APEAM Facilitates Safe and Efficient Return to Mexican Avocado Import Operations

By Patrick Reardon • Mar 21, 2022

The Association of Avocado Exporting Producers and Packers of Mexico (APEAM) has helped expedite an effective, safe return to daily operations in the wake of a brief pause in avocado imports to the United States in February. By diligently collaborating with U.S. and Mexican authorities, APEAM helped protect and strengthen the supply chains that bear an important socioeconomic significance for both countries. The $3 billion Mexican avocado industry contributed to more than $6.5 billion in U.S. economic output in 2019-2020, per a Texas A&M University report.
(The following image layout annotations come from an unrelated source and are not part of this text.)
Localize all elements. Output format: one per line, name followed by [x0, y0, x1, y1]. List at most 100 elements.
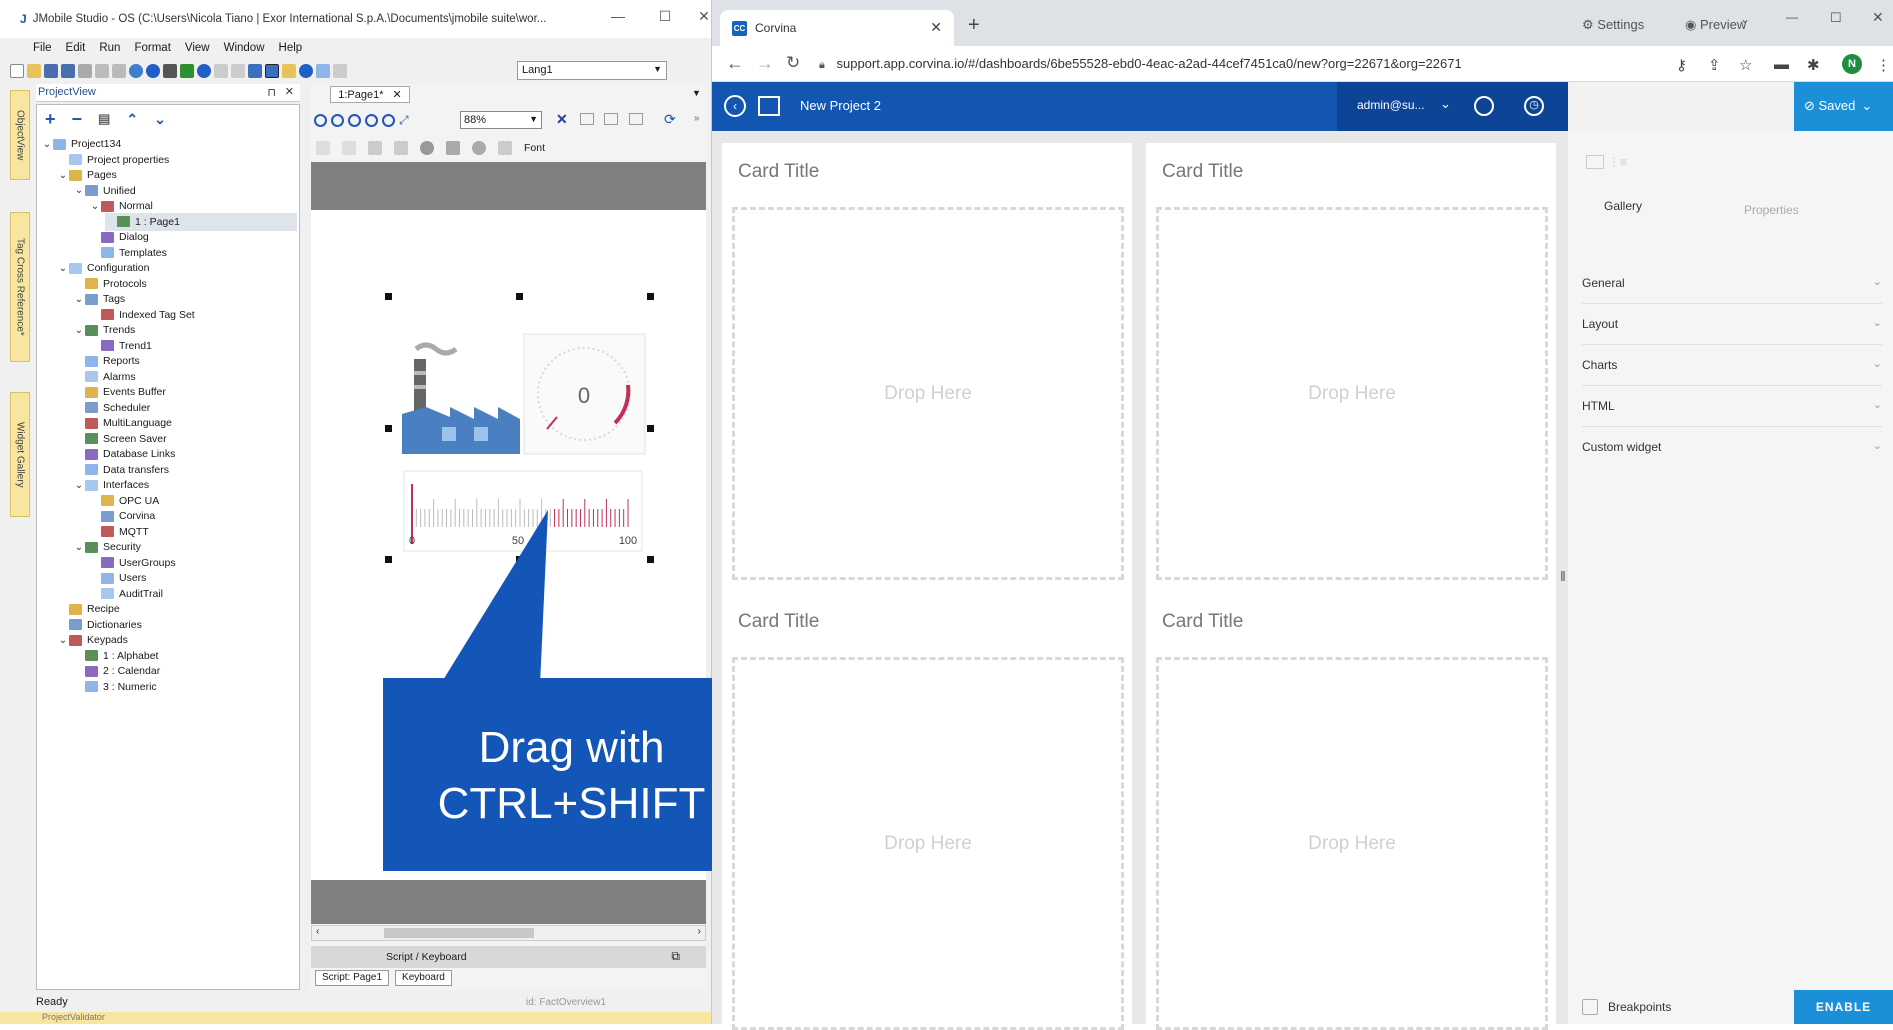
chevron-down-icon[interactable]: ⌄ [57, 635, 69, 646]
close-icon[interactable]: ✕ [694, 8, 711, 25]
layout-panel-icon[interactable] [758, 96, 780, 116]
selection-handle[interactable] [647, 556, 654, 563]
save-all-icon[interactable] [61, 64, 75, 78]
font-label[interactable]: Font [524, 142, 545, 154]
layout-icon[interactable] [248, 64, 262, 78]
selection-handle[interactable] [385, 556, 392, 563]
move-down-icon[interactable]: ⌄ [154, 111, 166, 128]
sidetab-tag-cross-reference[interactable]: Tag Cross Reference* [10, 212, 30, 362]
user-chevron-down-icon[interactable]: ⌄ [1440, 96, 1451, 112]
tab-page1[interactable]: 1:Page1* ✕ [330, 86, 410, 103]
zoom-out-icon[interactable] [331, 113, 344, 127]
desktop-icon[interactable] [1586, 155, 1604, 169]
close-icon[interactable]: ✕ [1872, 9, 1884, 26]
tree-view-icon[interactable]: ⋮≡ [1608, 155, 1627, 169]
tab-list-icon[interactable]: ▼ [692, 88, 701, 98]
restore-icon[interactable]: ⧉ [671, 949, 680, 964]
new-file-icon[interactable] [10, 64, 24, 78]
selection-handle[interactable] [647, 293, 654, 300]
accordion-charts[interactable]: Charts ⌄ [1582, 345, 1882, 386]
help-icon[interactable] [299, 64, 313, 78]
breakpoints-toggle[interactable]: Breakpoints [1582, 999, 1671, 1015]
cut-icon[interactable] [78, 64, 92, 78]
fill-icon[interactable] [342, 141, 356, 155]
accordion-html[interactable]: HTML ⌄ [1582, 386, 1882, 427]
chevron-down-icon[interactable]: ⌄ [89, 201, 101, 212]
panel-resize-handle[interactable]: ‖ [1560, 568, 1566, 584]
tab-gallery[interactable]: Gallery [1604, 199, 1642, 213]
language-select[interactable]: Lang1 ▼ [517, 61, 667, 80]
forward-icon[interactable]: → [756, 53, 774, 74]
profile-avatar[interactable]: N [1842, 54, 1862, 74]
remove-icon[interactable]: − [72, 109, 83, 130]
browser-tab-corvina[interactable]: CC Corvina ✕ [720, 10, 954, 46]
minimize-icon[interactable]: — [608, 8, 628, 24]
move-up-icon[interactable]: ⌃ [126, 111, 138, 128]
tab-close-icon[interactable]: ✕ [393, 89, 402, 101]
brush-icon[interactable] [368, 141, 382, 155]
chevron-down-icon[interactable]: ⌄ [57, 170, 69, 181]
zoom-reset-icon[interactable]: ⤢ [399, 113, 413, 127]
menu-help[interactable]: Help [272, 42, 310, 54]
menu-run[interactable]: Run [92, 42, 127, 54]
dashboard-card[interactable]: Card Title Drop Here [722, 143, 1132, 593]
zoom-select-icon[interactable] [382, 113, 395, 127]
scroll-left-icon[interactable]: ‹ [316, 926, 319, 937]
zoom-in-icon[interactable] [314, 113, 327, 127]
zoom-fit-icon[interactable] [348, 113, 361, 127]
chevron-down-icon[interactable]: ⌄ [73, 294, 85, 305]
bug-icon[interactable] [180, 64, 194, 78]
history-clock-icon[interactable]: ◷ [1524, 96, 1544, 116]
reload-icon[interactable]: ↻ [786, 53, 800, 73]
accordion-layout[interactable]: Layout ⌄ [1582, 304, 1882, 345]
share-icon[interactable]: ⇪ [1708, 56, 1721, 74]
stop-icon[interactable] [214, 64, 228, 78]
selection-handle[interactable] [647, 425, 654, 432]
drop-zone[interactable]: Drop Here [732, 207, 1124, 580]
line-icon[interactable] [394, 141, 408, 155]
tab-script-page1[interactable]: Script: Page1 [315, 970, 390, 986]
selection-handle[interactable] [385, 293, 392, 300]
selection-handle[interactable] [516, 293, 523, 300]
drop-zone[interactable]: Drop Here [732, 657, 1124, 1030]
horizontal-scrollbar[interactable]: ‹ › [311, 925, 706, 941]
image-icon[interactable] [446, 141, 460, 155]
sidetab-objectview[interactable]: ObjectView [10, 90, 30, 180]
dashboard-card[interactable]: Card Title Drop Here [1146, 143, 1556, 593]
maximize-icon[interactable]: ☐ [1830, 10, 1842, 26]
selection-handle[interactable] [385, 425, 392, 432]
snap-icon[interactable] [265, 64, 279, 78]
scroll-right-icon[interactable]: › [698, 926, 701, 937]
properties-icon[interactable]: ▤ [98, 111, 110, 127]
dashboard-card[interactable]: Card Title Drop Here [722, 593, 1132, 1030]
font-icon[interactable] [498, 141, 512, 155]
zoom-page-icon[interactable] [365, 113, 378, 127]
drop-zone[interactable]: Drop Here [1156, 207, 1548, 580]
extension-box-icon[interactable]: ▬ [1774, 56, 1789, 73]
accordion-custom-widget[interactable]: Custom widget ⌄ [1582, 427, 1882, 468]
help-icon[interactable] [1474, 96, 1494, 116]
tab-properties[interactable]: Properties [1744, 203, 1799, 217]
browser-menu-icon[interactable]: ⋮ [1876, 56, 1891, 74]
drop-zone[interactable]: Drop Here [1156, 657, 1548, 1030]
settings-button[interactable]: ⚙ Settings [1582, 17, 1644, 33]
new-tab-icon[interactable]: + [968, 14, 980, 37]
menu-edit[interactable]: Edit [59, 42, 93, 54]
info-icon[interactable] [420, 141, 434, 155]
chevron-down-icon[interactable]: ⌄ [57, 263, 69, 274]
back-icon[interactable]: ← [726, 53, 744, 74]
back-circle-icon[interactable]: ‹ [724, 95, 746, 117]
user-menu[interactable]: admin@su... [1357, 98, 1425, 112]
open-folder-icon[interactable] [27, 64, 41, 78]
paste-icon[interactable] [112, 64, 126, 78]
tab-keyboard[interactable]: Keyboard [395, 970, 452, 986]
saved-button[interactable]: ⊘ Saved ⌄ [1794, 82, 1893, 131]
download-icon[interactable] [129, 64, 143, 78]
chevron-down-icon[interactable]: ⌄ [73, 325, 85, 336]
tree-item[interactable]: 3 : Numeric [73, 678, 297, 696]
zoom-select[interactable]: 88% ▼ [460, 111, 542, 129]
menu-format[interactable]: Format [127, 42, 177, 54]
tab-close-icon[interactable]: ✕ [930, 19, 942, 36]
dashboard-card[interactable]: Card Title Drop Here [1146, 593, 1556, 1030]
script-keyboard-bar[interactable]: Script / Keyboard ⧉ [311, 946, 706, 968]
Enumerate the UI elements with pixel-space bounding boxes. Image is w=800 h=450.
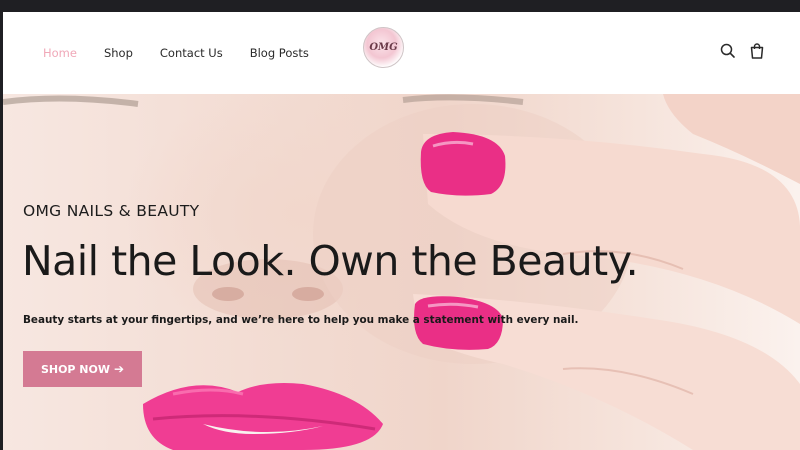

To accelerate the process that would lead to resumed avocado exports, APEAM facilitated communication between Mexican and American authorities. The organization’s involvement included enacting additional safety measures for USDA inspectors in the orchards who check for pests, diseases, and full compliance with food quality protocols. APEAM also worked closely with the U.S. Embassy in Mexico’s regional security officer, Mexico’s national plant protection organization (SENASICA), and the U.S. Department of Agriculture’s Animal and Plant Health Inspection Service (APHIS) to revive the supply chain operations quickly and efficiently.

The Mexican avocado industry has established a vibrant local economic engine for Michoacán that has encouraged regional economic growth. It has created approximately 78,000 direct and permanent jobs and 310,000 indirect and seasonal jobs in Michoacán, and more than 33,000 jobs for American workers. Shortly after imports to the U.S. resumed in early March, U.S. Ambassador to Mexico Ken Salazar visited a Michoacán avocado-packing plant. Salazar’s visit to Mexico’s avocado-growing hub emphasized the fruit’s impact on the vitality of the two countries’ economies and how they work together. “Now it is clear to me the real value that the so called ‘green gold’ has for our supply chains, for the families of producers, and for the region’s prosperity,” Salazar said in a March 9 tweet.

To reinforce the safety and proficiency of an industry depended upon by so many individuals, APEAM worked with the USDA and the Mexican government to create an intelligence and security unit that directly supports the export program. Also, an operational security plan established by the Michoacán government was implemented immediately. The implementation of these safety protocols is auxiliary to existing safety measures and APEAM’s responsibility to ensure food safety and quality, and will help keep USDA inspectors safe and enhance the full value chain in Mexico.

APEAM’s heightened commitment to align with established trade agreements and actively participate with Mexican and U.S. authorities is an indication of the avocado export program’s bureaucratic efficiency and positive working relationships that keep local economies thriving.